A fun weekend at the British Society of Dowsers‘ conference. About 150 people there. I ran two workshops (on my use of the traditional Cretan-style labyrinth as a metaphor of the skills-learning process) and did a keynote presentation (on the role of theory in dowsing), plus innumerable fairly intense conversations, hence pretty much exhausted by the time I got home. 🙂

Good to see there’s far less ‘newage’ in the field these days (‘newage’? – the correct pronunciation for far too much so-called ‘New Age’ guff, it rhymes with ‘sewage’, the discarded remnant of what was once nutritious… ::wrygrin:: ). Far less of the gosh-wow ‘earth-energies’ delusions, and far more of real people doing real concrete work, such as the Village Water crew doing well-finding in India and Africa, and a new manual on survey techniques for dowsing in support of physical archaeology.

Kind of scary at times, though. I did my best-known book on dowsing more than thirty years ago, and haven’t really contributed to the field at all for the last twenty, so I’d rather expected that people would have forgotten me by now. Far from it – yikes! A fair number of people seemed to think of me as some kind of ‘star’ – I think I’ve managed to dispel that particular delusion, at least… 🙂 – whilst several said they’d wanted to meet me for decades. One even told me that he’d used my long-out-of-print Needles of Stone as his example of “a book that changed my life” for a radio-programme on that theme; very kindly, he even gave me a tape of the programme.

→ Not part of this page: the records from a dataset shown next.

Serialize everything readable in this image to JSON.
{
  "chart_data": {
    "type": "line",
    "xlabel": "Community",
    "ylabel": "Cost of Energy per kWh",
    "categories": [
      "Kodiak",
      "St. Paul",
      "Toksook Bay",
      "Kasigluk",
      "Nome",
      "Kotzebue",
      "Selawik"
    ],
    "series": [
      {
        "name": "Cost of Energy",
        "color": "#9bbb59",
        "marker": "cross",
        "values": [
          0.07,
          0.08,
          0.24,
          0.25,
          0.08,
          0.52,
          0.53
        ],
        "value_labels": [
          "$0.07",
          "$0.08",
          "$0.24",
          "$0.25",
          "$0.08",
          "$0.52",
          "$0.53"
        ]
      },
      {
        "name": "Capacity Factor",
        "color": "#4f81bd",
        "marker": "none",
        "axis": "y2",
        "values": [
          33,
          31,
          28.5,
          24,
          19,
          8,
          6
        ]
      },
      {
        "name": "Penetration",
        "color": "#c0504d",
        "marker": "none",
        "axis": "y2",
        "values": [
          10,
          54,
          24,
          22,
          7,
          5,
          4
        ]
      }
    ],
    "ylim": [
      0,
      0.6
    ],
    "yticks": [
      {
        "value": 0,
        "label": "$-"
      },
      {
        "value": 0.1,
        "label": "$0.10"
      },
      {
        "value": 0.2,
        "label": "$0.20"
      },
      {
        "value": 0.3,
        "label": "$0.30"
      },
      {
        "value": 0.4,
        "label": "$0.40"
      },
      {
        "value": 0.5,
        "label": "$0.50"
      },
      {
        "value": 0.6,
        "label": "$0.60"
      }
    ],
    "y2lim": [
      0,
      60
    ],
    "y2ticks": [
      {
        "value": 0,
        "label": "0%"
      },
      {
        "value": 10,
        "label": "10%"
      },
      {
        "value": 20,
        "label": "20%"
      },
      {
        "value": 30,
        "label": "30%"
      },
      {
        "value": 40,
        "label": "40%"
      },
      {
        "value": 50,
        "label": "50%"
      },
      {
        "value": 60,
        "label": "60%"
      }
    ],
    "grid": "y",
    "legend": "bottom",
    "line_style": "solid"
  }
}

Hence scary, because it really brings home the responsibility of authors for their impact on others; scary too because I just wasn’t – and still am not – equipped to cope with that kind of attention. I’m a very ordinary bloke who has the misfortune to tend to see things somewhat differently from others: I don’t enjoy either being put up on some kind of bizarre pedestal for that mistake, or – worse, and far more common for me – being used as some kind of metaphoric or even literal punchbag when others get upset at my ‘heresies’. I’m sorry: I do seem to see things differently than most, and no amount of telling myself otherwise, or trying to force myself to hide from that fact, seems to be able to stop it happening to me and around me. Most of the time it ain’t fun; just nice to be in a place where it was fun for a change!